Of all the cafes we went to, this was probably our least favourite. We weren’t sure if it was to do with the milk, but our teas were pretty undrinkable- so much so that my friend left hers after a sip or two and opted for a coffee instead, which was a lot nicer – in hindsight, perhaps the name of the cafe should have been a bit of a giveaway…
Pane E Olio
What drew us in to Pane E Olio?

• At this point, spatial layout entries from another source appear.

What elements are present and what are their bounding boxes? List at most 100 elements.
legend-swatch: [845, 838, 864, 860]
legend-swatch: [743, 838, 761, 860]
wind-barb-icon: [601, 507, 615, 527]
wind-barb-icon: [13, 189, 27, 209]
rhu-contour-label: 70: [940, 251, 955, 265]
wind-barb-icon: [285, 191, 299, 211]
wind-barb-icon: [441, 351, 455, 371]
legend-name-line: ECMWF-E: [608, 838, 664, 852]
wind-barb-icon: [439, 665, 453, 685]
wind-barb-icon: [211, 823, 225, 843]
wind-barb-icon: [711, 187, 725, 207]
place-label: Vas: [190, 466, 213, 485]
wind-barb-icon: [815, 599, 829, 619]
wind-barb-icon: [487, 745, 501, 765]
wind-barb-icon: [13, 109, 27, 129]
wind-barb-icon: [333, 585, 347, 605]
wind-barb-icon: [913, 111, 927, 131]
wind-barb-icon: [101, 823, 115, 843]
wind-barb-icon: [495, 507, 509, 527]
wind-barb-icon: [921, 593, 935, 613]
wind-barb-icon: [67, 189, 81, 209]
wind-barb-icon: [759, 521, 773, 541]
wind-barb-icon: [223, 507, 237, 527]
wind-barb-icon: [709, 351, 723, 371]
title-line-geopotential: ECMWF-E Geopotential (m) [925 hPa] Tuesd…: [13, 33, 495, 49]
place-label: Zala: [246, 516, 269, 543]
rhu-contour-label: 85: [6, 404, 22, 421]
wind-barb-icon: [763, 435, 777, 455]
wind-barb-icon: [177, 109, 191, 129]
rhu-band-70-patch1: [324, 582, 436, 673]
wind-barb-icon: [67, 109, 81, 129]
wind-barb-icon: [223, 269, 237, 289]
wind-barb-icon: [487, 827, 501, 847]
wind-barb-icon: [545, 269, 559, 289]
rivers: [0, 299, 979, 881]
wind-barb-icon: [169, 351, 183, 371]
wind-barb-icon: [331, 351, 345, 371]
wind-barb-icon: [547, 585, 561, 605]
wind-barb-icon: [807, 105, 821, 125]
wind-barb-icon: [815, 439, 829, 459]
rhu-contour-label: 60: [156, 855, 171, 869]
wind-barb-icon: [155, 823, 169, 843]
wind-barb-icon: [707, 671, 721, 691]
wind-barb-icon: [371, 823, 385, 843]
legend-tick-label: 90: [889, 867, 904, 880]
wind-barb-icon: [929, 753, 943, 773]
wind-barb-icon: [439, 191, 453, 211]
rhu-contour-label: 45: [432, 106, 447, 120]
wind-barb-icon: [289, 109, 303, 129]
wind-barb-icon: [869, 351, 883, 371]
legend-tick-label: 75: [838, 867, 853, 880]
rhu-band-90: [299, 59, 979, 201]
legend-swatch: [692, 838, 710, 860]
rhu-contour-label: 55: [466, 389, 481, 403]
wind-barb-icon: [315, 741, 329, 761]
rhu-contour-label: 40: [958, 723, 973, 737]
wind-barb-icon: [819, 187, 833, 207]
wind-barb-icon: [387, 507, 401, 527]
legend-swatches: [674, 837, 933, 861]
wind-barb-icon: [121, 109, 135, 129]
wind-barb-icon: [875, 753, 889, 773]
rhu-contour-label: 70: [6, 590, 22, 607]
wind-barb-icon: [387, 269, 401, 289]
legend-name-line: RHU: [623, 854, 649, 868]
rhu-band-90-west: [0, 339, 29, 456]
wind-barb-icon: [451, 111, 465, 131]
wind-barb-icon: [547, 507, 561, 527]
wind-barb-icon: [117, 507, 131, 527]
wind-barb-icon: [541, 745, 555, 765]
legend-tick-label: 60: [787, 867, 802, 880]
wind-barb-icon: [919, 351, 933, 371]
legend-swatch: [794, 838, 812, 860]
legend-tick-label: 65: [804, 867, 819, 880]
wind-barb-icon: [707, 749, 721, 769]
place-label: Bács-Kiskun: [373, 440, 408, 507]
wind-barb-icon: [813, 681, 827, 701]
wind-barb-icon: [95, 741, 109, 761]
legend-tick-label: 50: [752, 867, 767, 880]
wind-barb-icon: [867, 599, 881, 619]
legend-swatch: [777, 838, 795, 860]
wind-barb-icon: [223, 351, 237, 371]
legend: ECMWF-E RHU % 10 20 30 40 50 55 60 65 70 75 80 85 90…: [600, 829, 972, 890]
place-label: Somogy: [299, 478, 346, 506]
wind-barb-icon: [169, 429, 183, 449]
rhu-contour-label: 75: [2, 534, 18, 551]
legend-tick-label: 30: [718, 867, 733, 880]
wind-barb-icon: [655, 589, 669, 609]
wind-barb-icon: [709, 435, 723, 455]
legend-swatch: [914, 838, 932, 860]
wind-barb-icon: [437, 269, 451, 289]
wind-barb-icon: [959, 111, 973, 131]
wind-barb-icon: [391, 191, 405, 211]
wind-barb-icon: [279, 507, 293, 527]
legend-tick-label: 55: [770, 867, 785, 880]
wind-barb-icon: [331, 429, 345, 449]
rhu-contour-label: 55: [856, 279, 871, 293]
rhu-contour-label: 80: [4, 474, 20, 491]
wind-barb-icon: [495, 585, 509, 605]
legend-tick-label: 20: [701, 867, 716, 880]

It may have been the quaint, Tuscan exterior, framed by greenery and rich, dark wood – but, in all probability, it was more likely to have been due to the fact the gift shop opposite had two cats waiting at the door. Either way, when we saw a cafe as cute as this, there was no way we could have walked past without giving it a go.
Inside it was a bit of an arty affair, with framed, abstract art hung up on the white walls. Meanwhile, Tuscan books and wooden chairs were dotted around – there was so much to look at, we were constantly finding things to point out. We had some yummy ice cream and a cold drink, before heading off to explore more of the Jordaan area.
AND ONE I DIDN’T TRY (BUT WISH I DID…)
As part of the #ParkInnExpress challenge, Jodie from The Little Backpacker popped into this quaint cafe, nestled behind the Heineken Experience. I absolutely adore the concept of it – run by volunteers, the cute thing about it is that there are no set prices. You literally just pay what you think the food and drink is worth. I visited a similar cafe in Lourdes, and found places like this are always a good place to mix with the locals. Definitely one cafe for me to visit when I head back to Amsterdam…
So, there you have it: a rundown of a handful of the cafes we visited in just three short days. (I don’t think six cafes was bad going, do you?) A shout out is also due for the teashop inside the Van Gogh museum which also served up tasty soup and other nibbles. Nom.